With their unique integration of healthcare, research and education, the umcs are eminently suitable to supply specialist healthcare. This healthcare is not purchased and reimbursed by insurers. How are these treatments paid and accounted for? The NFU developed the ROBIJN project to answer this question.

Budgetting

Each year 400,000 to 500,000 patients come to the umcs for specialist healthcare. This is care for which there is not yet any treatment, and it is closely associated with innovation and research. They can also be patients with multiple conditions at the same time, which makes the treatment much more difficult. Or there is a large number of medical specialists involved in the treatment. It is always one-of-a-kind healthcare. For this purpose, the umcs receive the Academic Care Availability Contribution (BBAZ). That is a sum amounting to 8 - 9% of the revenue of the umcs. Umcs receive a set amount per year. The amount is set by the Ministry of Health, Welfare and Sport (VWS) and the Dutch Healthcare Authority (NZa).
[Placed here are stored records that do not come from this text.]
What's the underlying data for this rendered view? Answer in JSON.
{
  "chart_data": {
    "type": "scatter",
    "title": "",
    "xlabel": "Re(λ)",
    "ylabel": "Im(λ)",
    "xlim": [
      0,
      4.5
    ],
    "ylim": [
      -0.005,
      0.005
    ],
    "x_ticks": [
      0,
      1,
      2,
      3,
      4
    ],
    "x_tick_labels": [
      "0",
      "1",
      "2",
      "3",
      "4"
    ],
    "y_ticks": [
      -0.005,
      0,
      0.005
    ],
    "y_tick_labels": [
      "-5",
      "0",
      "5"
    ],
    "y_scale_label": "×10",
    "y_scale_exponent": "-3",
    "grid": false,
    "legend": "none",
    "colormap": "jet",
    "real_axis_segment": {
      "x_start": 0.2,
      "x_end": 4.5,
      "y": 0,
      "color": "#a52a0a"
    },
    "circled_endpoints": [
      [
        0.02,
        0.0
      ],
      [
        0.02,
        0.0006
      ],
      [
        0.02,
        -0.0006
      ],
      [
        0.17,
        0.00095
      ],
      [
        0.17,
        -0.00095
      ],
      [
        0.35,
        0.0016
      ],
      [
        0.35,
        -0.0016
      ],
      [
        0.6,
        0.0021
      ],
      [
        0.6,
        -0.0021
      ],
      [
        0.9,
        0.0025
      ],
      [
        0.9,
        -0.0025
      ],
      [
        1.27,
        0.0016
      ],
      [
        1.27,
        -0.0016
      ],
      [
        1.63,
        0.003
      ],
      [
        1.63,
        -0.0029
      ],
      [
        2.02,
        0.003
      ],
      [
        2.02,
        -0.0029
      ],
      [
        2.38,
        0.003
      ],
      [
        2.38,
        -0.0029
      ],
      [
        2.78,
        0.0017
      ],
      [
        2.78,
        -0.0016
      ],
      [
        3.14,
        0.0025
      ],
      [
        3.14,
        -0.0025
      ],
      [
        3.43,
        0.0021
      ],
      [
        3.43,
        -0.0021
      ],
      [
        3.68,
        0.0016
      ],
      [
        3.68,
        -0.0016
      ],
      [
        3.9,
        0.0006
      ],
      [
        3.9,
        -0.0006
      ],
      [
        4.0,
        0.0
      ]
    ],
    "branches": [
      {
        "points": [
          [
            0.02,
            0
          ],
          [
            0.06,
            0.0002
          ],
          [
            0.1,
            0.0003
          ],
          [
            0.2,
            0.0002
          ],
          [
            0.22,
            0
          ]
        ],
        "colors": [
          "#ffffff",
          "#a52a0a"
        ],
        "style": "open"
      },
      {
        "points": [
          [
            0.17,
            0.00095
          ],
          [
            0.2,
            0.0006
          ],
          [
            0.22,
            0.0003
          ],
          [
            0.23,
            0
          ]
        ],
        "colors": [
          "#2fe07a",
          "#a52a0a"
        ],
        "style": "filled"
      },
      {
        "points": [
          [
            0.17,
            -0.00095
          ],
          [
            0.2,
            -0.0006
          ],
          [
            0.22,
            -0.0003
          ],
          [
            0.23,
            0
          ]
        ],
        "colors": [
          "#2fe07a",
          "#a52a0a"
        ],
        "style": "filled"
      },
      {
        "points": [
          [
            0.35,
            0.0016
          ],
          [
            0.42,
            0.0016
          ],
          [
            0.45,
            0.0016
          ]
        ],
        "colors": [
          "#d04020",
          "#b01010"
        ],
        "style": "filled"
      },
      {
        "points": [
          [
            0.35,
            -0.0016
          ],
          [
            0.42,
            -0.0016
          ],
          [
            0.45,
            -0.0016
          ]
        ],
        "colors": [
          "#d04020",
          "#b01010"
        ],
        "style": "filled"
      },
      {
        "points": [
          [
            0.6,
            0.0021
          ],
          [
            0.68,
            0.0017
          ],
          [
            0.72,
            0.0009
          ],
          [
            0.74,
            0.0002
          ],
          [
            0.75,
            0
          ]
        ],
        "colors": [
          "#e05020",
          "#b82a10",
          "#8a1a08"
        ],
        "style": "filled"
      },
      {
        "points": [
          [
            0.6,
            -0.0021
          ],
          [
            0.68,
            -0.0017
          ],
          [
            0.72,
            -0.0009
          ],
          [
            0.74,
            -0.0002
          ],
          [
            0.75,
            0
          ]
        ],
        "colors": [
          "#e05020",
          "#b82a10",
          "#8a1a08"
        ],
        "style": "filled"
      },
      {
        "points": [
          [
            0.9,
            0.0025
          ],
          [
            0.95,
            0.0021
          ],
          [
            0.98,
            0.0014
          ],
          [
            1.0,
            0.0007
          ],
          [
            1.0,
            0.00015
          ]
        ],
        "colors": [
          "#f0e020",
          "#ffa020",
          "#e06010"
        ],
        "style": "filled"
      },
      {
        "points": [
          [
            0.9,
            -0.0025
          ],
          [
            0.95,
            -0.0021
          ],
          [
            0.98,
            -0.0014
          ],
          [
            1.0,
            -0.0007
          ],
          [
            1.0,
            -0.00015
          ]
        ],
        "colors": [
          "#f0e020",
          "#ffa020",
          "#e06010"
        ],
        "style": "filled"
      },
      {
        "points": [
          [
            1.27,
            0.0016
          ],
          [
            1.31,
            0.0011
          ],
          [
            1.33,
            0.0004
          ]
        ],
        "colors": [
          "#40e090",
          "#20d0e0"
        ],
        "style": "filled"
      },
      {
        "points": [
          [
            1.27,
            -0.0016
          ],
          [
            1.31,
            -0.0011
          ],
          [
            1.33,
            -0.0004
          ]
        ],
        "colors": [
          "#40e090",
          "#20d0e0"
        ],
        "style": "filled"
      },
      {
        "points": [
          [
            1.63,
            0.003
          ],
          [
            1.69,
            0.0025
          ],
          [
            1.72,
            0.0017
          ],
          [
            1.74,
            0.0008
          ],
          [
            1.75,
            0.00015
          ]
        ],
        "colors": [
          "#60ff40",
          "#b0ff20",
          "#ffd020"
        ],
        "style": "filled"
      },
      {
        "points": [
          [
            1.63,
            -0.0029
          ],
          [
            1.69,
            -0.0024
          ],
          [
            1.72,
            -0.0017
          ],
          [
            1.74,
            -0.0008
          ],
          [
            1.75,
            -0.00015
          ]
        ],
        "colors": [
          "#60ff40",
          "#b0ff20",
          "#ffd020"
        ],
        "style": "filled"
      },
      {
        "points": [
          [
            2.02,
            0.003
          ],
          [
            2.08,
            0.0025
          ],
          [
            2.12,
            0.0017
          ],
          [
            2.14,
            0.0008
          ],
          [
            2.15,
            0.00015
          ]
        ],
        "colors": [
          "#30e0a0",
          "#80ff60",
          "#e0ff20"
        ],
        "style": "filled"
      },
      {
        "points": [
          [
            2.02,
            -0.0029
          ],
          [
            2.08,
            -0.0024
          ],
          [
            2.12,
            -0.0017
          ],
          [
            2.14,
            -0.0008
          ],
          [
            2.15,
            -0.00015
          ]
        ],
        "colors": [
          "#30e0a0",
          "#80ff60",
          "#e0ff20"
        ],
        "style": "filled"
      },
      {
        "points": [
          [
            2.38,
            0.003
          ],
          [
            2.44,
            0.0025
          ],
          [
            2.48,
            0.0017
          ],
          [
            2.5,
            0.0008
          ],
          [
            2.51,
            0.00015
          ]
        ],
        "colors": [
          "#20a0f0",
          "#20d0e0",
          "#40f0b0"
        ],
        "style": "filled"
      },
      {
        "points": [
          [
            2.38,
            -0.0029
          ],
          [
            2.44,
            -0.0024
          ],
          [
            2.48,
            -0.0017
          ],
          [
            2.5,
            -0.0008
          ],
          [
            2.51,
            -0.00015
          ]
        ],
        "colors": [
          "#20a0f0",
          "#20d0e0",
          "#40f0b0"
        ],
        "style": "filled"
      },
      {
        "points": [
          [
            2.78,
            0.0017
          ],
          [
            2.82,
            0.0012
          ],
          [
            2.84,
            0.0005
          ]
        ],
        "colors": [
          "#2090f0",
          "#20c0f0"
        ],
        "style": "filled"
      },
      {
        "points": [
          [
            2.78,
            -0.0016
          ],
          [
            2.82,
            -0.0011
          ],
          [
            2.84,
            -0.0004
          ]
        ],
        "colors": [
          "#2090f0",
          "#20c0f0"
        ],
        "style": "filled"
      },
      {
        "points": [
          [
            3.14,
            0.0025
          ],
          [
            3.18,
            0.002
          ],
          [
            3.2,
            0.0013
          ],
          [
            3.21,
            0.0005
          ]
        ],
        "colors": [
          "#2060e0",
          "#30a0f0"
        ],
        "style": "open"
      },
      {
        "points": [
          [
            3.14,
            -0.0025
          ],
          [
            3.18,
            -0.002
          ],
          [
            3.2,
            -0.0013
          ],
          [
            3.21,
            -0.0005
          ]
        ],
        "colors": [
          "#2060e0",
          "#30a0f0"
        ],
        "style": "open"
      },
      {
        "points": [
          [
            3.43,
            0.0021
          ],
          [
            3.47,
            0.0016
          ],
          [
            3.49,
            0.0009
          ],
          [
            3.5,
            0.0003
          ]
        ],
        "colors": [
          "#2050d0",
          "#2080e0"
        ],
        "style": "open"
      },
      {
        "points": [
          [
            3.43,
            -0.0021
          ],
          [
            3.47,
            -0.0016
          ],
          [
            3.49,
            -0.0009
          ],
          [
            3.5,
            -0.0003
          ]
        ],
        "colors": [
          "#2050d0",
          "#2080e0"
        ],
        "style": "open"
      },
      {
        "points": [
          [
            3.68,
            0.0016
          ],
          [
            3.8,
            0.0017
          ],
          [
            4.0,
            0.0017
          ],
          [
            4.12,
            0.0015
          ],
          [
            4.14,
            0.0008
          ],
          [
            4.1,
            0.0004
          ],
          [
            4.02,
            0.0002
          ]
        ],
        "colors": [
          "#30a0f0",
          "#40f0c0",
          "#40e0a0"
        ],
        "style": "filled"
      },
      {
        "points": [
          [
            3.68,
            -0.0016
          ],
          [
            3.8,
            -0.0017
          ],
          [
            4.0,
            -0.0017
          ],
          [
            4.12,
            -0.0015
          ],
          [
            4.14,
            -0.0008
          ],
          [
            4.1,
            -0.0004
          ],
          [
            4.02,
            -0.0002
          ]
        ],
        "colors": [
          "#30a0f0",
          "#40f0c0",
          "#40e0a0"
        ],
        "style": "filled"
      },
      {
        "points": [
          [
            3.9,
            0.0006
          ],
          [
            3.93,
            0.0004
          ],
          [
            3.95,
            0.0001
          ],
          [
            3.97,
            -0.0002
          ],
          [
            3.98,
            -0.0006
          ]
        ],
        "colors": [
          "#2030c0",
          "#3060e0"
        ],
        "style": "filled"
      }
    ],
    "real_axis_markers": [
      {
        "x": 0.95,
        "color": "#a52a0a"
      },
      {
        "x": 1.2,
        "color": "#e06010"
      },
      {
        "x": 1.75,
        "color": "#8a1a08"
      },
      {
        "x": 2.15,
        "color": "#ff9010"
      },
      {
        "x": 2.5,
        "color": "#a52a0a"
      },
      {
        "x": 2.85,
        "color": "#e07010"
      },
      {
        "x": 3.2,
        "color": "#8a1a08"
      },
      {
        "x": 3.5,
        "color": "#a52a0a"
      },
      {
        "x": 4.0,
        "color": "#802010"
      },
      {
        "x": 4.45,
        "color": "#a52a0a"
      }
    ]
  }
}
With that sum, the umcs guarantee that all the specialist patients in the Netherlands can come to them. They consider them their joint responsibility. For example, they set up facilities and trained personnel when the risk arose that Ebola patients might arrive in the Netherlands. They pay for these sorts of activities from the Academic Care Availability Contribution.

Accountability

Accounting for the cost of this specialist healthcare is very complex. Sometimes the facilities and treatments are evident. But usually this concerns only a small part of healthcare, making it difficult to specify exactly where standard academic healthcare ends and specialist healthcare begins. And it is always unique patients, or small groups of patients, who are involved. In the past years, the NFU developed a method, with the ROBIJN project, in collaboration with the Dutch Healthcare Authority, to identify these patients and healthcare, the so-called ‘label system’. This system is now being used by the NZa to set the amount of the BBAZ and for the accountability for these sums for each umc. The method has been established in the NZa policy ruling BBAZ and its clarification.